Grady moved toward a jerry-rigged computer on his only table. Since they couldn’t trust BTC computer systems, they’d built their own from parts their polymer worms had scavenged. Grady’s was a system nearly invisible to the naked eye, assembled on a ceramic plate. The computer’s microscopic quantum processor he’d gleaned from the multiprocessor array that powered the interrogatory AI’s brain. No loss there. The machine had a thousand more of them, and while silencing the alarm had been difficult, it felt like payback to tinker with the sadistic AI’s mind.
Grady had followed a design worked up by one of the pioneers of quantum computing—Aleksandrina Kovshevnikov, a Bulgarian woman in her fifties who was also interred here in Hibernity. Her level of intelligence made speaking with her painful, for she didn’t mask her disdain for anyone not her intellectual equal. Only her respect for Grady’s supposed achievement made her willing to assist him. The computer she’d helped him build was a hundred thousand times more powerful than anything he’d ever had access to. And it fit on a small dinner plate.

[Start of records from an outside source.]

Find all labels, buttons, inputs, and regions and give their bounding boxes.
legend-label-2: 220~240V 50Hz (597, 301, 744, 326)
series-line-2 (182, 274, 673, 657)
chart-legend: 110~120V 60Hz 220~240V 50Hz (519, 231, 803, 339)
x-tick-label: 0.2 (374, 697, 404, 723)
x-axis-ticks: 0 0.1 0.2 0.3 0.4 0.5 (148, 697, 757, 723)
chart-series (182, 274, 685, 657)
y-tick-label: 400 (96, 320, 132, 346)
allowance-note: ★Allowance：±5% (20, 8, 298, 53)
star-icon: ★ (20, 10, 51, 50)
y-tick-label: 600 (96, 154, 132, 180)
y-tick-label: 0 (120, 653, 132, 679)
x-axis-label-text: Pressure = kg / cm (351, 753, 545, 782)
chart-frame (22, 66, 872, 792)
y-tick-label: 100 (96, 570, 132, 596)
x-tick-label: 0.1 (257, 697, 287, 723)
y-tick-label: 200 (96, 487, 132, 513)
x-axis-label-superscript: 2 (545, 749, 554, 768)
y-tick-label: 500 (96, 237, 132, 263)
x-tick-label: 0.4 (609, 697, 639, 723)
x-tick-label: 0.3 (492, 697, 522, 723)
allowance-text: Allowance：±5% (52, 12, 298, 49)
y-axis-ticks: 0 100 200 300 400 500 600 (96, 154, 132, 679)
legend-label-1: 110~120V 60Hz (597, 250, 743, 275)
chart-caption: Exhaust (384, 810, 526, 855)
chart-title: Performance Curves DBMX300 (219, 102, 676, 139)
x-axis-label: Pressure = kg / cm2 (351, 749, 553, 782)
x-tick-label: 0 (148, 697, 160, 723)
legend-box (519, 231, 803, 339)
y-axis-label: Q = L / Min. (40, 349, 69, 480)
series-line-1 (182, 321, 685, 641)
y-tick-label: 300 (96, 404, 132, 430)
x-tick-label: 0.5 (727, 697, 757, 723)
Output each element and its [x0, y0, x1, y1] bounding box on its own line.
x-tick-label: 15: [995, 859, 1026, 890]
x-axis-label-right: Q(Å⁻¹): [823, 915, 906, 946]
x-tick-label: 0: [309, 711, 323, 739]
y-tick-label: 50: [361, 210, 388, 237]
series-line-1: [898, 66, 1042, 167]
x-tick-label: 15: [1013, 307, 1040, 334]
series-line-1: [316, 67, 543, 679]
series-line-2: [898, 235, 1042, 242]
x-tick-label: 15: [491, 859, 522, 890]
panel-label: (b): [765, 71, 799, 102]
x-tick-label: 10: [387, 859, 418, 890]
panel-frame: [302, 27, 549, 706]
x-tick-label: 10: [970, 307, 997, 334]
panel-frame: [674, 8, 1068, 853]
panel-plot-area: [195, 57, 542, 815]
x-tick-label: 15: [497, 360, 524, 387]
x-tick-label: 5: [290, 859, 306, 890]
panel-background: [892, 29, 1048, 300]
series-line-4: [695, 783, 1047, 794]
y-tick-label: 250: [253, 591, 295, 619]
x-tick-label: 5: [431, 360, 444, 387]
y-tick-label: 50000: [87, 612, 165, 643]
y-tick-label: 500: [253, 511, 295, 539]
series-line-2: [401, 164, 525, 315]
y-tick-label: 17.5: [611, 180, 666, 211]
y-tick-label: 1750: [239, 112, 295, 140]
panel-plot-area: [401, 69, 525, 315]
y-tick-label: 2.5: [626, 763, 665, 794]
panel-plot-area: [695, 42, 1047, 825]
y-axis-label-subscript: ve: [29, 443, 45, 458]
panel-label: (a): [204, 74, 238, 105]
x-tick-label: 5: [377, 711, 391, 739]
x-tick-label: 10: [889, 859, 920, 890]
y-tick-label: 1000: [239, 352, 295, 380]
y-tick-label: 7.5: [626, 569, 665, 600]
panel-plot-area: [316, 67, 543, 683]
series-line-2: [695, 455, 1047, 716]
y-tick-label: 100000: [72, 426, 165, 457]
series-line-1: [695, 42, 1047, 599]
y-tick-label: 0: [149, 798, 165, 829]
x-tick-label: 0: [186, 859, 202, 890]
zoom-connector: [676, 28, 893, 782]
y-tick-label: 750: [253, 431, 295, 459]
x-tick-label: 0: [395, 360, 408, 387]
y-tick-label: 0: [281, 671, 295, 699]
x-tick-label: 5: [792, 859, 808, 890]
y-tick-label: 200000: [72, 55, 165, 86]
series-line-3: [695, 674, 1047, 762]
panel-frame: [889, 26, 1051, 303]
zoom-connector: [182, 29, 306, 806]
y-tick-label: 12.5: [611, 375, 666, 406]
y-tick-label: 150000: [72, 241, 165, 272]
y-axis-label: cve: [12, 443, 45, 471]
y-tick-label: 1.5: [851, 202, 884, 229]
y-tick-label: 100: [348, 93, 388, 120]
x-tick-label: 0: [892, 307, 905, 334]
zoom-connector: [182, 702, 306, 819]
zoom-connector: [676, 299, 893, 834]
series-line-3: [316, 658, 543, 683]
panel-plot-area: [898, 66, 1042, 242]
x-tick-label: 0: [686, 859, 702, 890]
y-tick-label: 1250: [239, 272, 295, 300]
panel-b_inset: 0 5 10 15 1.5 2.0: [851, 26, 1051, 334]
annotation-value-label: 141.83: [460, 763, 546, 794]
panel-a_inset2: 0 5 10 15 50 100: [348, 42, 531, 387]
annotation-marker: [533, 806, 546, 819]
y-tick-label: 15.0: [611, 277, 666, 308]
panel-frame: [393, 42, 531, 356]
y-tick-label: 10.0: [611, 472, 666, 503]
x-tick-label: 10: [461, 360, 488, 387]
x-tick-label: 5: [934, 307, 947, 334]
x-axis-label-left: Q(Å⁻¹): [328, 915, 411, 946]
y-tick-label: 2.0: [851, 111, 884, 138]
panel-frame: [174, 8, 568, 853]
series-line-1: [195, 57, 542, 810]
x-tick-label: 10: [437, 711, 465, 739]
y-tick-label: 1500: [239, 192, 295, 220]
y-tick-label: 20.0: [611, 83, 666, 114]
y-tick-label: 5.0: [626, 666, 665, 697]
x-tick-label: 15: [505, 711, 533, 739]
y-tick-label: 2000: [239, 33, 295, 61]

Grady tapped at the computer’s holographic 3D field. Two-dimensional displays had been left behind in the ’90s; phased array optics and plasma emission made vivid, three-dimensional holographic fields practical. These realistic apparitions could be manipulated by hand. It was remarkable how quickly his mind had grafted onto this new form of UI, and by now it felt as natural as working with real physical objects. A few deft motions of his hand, and he could suddenly see a voiceprint equalizer floating in the air before him—a security measure against AIs masquerading as friends.